Brain Criticality and Complexity: An Analysis in the Meditative State

Meditation practices are widely recognized as promising approaches for enhancing physical and mental well-being, yet the mechanisms underlying their effects remain only partially understood. In this study, we examine how meditation influences brain activity by analyzing electroencephalographic (EEG) signals from three groups of experienced meditators (Himalaya Yoga Tradition, Vipassana, and Isha Shoonya Yoga) and a control group. The EEG dataset, publicly available, was collected at the Meditation Research Institute (MRI) in Rishikesh, India [1]. Participants completed two 20-minute sessions: one of meditation and one of mind wandering. During the first 10 minutes of the meditation session, they were instructed to focus exclusively on their breath. From the preprocessed EEG recordings, we computed several measures related to neural complexity and criticality, including Higuchi Fractal Dimension, Lempel–Ziv complexity, Long-Range Temporal Correlations, Power Spectral Density, the slope of the aperiodic component of the power spectrum, and Sample Entropy.
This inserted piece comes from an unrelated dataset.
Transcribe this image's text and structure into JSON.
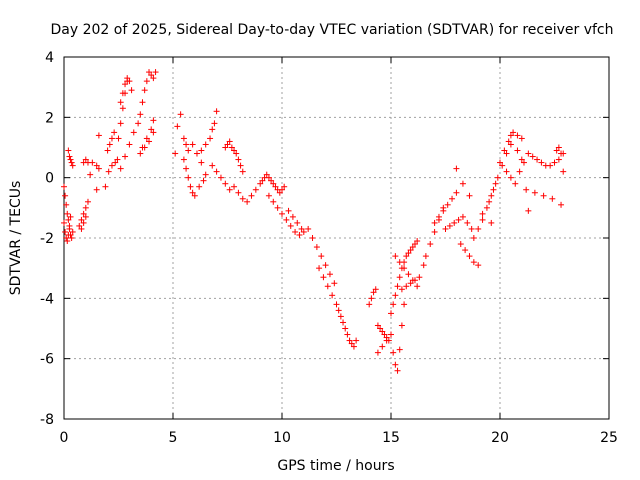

By comparing three conditions (breath focus, meditation, and mind wandering) within each group, we observed that changes in brain criticality and complexity characteristic of the meditative state emerge already during the breath-focused phase. These findings shed light on early neural mechanisms associated with meditation. Finally, we applied a Random Forest classifier to assess which of these features best discriminate the meditative state from the other conditions.